– A ver si va a venir alguna mala. ¡O que le guste Coldplay! (Ramos a la Flaca)
La cárcel de Litchfield ha vuelto a abrir sus puertas. Bueno, sus puertas están cerradas habitualmente, para eso es una prisión, pero han vuelto a mostrarnos a los espectadores qué pasa en su interior, donde sus reclusas de naranja se han hecho más famosas que Obama. Por tercer verano consecutivo, el naranja es el nuevo negro. Pero este año, por negra que esté la cosa para muchas de ellas, se ha colado la luz en esas paredes. No es que las condenas de estas mujeres sean plácidas, ni que las desgracias dejen de sucederles, tanto fuera como dentro de chirona. Pero no han necesitado de una antagonista maligna que les amargara la vida: ya se la fastidian bastante ellas mismas.
Jenji Kohan, la creadora de la serie, ha debido de pensar, con acierto, que para qué vestir de naranja a muchas más presas, si con las que tiene le basta y le sobra para hacer no una temporada, sino las que quiera. Son tantas las encarceladas, todas queribles, todas odiables, que tienen su momento, su historia que aportar a este gran penal que es Orange Is The New Black. De alguna se echa de menos más minutos en pantalla, pero, en fin, solo hay 13 horas al año disponibles para ellas. Todos los caminos y las probatinas que Kohan tomó en Weeds se abandonan aquí. Ambas partían de una premisa excelente, pero donde Weeds fallaba estrepitosamente al querer plantear cada año una nueva localización y nuevos secundarios, Orange triunfa en su acomodamiento.
El año pasado nos mostraron cómo habían acabado ahí. Algunas de manera un tanto sobrevenida; otras, con todos los honores. En este tercer curso, recién estrenado en Netflix, entendemos un poco más por qué son como son. No es una justificación, pero sí se enseña el contexto, el antes, su vida fuera de los barrotes. Y hay tantas aristas en cada una de ellas, que no hace falta centrarse en los pesos pesados como Red, Crazy Eyes o Morello. Poner el foco en las secundarias de las secundarias funciona igual de bien.
Mientras en los 26 capítulos anteriores Piper llevaba la voz cantante y sus cuitas dominaban las del resto de la prisión, este año ha sido una más, casi en todo el sentido de la expresión. Los injustos odios que ha suscitado el protagonismo de Chapman en el pasado han podido tener este resultado.
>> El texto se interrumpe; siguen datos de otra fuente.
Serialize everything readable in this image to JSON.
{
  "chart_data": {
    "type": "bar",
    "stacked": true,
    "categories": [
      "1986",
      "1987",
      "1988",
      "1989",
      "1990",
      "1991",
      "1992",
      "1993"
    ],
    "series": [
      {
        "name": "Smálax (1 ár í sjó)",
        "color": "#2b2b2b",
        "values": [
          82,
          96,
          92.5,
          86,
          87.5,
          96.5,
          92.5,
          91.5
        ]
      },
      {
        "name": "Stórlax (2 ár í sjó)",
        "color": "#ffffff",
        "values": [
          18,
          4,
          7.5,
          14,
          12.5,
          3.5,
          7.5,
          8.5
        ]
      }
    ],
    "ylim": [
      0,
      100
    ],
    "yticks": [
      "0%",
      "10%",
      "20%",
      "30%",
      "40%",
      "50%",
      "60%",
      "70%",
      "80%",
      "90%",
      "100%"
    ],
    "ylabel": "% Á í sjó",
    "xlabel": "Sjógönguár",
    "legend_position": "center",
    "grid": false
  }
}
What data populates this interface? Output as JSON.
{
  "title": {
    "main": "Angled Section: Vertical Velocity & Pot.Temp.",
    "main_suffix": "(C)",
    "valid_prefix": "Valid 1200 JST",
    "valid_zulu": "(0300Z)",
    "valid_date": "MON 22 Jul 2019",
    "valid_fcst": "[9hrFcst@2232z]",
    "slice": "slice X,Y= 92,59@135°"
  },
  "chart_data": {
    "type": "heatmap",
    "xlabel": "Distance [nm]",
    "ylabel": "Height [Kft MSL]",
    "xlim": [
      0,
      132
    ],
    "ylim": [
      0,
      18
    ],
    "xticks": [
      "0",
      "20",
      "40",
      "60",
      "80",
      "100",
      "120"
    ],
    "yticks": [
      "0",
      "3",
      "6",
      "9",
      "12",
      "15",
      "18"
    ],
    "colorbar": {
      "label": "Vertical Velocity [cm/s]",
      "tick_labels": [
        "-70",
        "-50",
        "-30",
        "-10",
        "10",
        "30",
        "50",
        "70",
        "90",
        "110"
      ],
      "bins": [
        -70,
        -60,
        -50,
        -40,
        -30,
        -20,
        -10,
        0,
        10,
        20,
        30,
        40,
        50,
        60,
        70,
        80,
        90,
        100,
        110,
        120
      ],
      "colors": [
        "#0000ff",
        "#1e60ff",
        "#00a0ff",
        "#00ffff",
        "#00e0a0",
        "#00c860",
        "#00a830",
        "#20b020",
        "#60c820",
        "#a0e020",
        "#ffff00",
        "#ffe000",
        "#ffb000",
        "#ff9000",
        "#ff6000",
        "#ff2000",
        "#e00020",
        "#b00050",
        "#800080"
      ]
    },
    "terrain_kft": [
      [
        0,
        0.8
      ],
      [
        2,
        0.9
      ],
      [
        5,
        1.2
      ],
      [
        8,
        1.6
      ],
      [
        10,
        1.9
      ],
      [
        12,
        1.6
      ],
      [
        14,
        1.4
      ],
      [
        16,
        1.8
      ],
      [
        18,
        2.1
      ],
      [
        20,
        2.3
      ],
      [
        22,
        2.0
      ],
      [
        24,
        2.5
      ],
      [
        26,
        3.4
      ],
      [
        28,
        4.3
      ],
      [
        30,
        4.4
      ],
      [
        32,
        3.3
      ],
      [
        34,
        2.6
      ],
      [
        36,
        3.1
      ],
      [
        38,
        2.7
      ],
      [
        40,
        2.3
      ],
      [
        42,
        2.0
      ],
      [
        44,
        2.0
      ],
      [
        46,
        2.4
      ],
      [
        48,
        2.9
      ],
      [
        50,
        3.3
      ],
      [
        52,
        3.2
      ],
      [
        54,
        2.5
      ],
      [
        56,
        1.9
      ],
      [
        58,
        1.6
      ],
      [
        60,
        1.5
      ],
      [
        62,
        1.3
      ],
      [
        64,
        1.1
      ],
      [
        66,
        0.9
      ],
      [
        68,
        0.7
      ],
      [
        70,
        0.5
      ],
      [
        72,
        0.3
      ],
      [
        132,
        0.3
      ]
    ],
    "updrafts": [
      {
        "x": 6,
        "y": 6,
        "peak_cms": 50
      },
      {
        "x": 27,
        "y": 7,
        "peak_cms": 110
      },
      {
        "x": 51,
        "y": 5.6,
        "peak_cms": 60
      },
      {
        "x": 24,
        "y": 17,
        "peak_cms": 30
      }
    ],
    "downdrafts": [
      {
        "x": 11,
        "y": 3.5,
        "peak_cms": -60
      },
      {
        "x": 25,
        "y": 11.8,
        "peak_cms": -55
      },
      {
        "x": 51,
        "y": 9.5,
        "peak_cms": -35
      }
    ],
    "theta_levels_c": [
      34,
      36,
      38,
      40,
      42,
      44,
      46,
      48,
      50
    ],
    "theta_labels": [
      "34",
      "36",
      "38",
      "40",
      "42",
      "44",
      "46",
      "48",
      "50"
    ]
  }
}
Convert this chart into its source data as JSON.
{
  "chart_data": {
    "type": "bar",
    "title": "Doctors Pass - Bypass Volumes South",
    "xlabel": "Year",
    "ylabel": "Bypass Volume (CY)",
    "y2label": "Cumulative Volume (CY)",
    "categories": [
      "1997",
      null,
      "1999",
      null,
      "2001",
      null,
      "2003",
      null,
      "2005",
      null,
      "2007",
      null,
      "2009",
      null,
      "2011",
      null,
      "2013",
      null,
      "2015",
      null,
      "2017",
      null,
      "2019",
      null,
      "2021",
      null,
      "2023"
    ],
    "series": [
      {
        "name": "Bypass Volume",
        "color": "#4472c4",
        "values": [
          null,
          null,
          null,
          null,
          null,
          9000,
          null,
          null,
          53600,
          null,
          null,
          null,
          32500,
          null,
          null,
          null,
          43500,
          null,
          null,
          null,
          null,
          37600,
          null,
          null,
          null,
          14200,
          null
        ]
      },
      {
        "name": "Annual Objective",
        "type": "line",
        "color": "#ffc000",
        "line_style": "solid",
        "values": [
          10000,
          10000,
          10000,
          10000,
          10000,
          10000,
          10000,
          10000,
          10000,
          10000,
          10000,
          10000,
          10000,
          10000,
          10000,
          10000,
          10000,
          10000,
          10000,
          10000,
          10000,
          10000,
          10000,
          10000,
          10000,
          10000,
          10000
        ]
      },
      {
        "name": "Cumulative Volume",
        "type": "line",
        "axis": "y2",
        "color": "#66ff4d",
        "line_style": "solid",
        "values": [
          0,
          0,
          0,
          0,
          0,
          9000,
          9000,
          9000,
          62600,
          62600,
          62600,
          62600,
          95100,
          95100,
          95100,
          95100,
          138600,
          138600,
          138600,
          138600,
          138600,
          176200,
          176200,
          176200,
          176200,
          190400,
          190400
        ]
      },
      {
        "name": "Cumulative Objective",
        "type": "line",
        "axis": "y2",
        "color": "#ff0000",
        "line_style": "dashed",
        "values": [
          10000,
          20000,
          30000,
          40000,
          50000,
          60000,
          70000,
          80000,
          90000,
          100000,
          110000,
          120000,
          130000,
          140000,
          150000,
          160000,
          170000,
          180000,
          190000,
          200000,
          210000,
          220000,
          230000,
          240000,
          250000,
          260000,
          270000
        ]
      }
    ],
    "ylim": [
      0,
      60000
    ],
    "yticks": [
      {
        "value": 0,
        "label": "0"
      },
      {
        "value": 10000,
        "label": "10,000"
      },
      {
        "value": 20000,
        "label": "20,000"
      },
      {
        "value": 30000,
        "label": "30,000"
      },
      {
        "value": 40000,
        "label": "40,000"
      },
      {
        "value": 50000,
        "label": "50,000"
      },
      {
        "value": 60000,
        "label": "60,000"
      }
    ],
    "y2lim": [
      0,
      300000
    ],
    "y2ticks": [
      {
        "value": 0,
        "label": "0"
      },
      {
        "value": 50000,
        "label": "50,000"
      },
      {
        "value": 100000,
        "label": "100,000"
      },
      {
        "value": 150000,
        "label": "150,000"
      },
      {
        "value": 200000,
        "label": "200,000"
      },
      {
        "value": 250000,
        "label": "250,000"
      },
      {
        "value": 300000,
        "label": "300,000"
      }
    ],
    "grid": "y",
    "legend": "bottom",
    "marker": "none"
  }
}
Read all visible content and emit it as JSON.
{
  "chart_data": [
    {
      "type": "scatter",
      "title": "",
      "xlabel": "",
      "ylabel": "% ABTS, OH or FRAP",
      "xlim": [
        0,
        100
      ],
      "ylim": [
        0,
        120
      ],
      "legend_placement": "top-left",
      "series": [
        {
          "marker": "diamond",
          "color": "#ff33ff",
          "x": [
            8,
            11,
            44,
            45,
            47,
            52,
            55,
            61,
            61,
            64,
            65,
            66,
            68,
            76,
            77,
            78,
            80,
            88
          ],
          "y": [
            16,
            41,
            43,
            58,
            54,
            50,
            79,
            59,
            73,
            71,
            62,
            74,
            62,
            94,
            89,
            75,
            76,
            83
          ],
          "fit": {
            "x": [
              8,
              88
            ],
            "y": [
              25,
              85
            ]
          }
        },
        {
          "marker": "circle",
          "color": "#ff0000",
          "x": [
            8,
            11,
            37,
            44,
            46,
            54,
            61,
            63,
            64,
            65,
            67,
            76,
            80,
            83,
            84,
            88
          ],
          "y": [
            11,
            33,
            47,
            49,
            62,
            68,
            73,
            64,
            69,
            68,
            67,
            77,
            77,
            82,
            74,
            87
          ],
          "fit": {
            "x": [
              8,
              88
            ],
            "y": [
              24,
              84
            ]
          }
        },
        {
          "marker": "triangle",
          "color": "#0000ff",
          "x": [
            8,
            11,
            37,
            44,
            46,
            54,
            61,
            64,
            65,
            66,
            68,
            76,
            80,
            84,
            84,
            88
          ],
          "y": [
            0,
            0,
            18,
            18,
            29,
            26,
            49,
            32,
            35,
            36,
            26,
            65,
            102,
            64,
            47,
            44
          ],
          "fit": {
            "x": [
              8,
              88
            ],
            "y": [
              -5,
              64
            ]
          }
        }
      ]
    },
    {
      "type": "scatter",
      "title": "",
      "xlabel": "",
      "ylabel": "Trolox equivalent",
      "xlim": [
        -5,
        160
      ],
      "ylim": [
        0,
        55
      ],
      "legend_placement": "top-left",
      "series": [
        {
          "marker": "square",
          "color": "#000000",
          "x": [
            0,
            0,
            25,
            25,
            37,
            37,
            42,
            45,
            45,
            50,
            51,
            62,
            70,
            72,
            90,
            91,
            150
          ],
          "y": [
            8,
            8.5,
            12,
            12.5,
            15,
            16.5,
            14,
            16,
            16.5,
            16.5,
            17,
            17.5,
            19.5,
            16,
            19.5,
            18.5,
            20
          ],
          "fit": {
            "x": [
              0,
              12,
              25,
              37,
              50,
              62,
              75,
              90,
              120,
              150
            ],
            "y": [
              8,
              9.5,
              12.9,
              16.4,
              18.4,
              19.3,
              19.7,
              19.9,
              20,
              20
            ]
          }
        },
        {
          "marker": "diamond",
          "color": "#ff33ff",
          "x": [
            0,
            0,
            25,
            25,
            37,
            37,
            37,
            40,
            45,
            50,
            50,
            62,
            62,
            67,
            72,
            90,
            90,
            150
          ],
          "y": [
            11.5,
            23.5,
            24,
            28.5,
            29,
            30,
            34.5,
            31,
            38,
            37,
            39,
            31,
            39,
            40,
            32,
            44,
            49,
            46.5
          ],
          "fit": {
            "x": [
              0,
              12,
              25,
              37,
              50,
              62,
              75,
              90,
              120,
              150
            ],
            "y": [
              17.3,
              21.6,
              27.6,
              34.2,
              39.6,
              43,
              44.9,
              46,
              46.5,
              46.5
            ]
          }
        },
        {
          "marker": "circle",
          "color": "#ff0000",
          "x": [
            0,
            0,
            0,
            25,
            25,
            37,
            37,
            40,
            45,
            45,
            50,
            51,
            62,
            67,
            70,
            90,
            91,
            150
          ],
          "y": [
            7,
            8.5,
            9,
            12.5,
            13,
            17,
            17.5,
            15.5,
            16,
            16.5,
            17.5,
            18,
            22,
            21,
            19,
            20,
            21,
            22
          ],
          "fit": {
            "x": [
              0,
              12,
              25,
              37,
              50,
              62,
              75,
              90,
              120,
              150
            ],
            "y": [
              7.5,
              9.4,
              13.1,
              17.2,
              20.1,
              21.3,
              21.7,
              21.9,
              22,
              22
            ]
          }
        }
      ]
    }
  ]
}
Y no lo merece, porque por bien que nos caigan o por la solidaridad que puedan despertar en nosotros, ninguna de las reclusas es una heroína, salvo en ocasiones particulares.
Y, sin embargo, la serie no se resiente de haberla convertido en una gran ficción coral. Ahora es una Modern Family carcelaria, en vez de Piper y las 17. Y la producción sale fortalecida de este juego de vidas detenidas que se cruzan en el comedor o en la sala de televisión. Esta tercera tanda de trece episodios se pasa en un santiamén, a pesar de que pasar, pasan muchas cosas. Sin necesidad de una acción desenfrenada, de forma más relajada, pero con muchas historias y con Historia de esas historias. Las de un grupo de mujeres destronadas, algunas desde la cuna, y que se asemejan a las de Juego de Tronos en que algunas han sufrido desgracias familiares, otras sueltan fuego por la boca y muchas, la mayoría, acaban quemadas. La que sufre y la que hace el daño. La que de pronto sorprende con un arranque de bondad y la que monta una gorda sin comerlo ni beberlo. En sus venganzas y en sus pequeños triunfos.
La tercera temporada demuestra, en todo caso, que el naranja sigue siendo tendencia. Pero ya no es el nuevo negro. Es el negro conocido… y deseado. Y este año, un poco más blanco. Tiene Orange Is The New Black eso que la hace memorable, que la convierte en un icono, que apetece ver, más allá de que avancen o no las tramas, de quien esté en pantalla en cada momento. Siendo sinceros, hay un puñado de series mucho mejores. Pero no son OITNB. Y eso es lo que la sigue haciendo tan especial. Habrá que poner una de las velas con las que se ha promocionado este año para que siga así.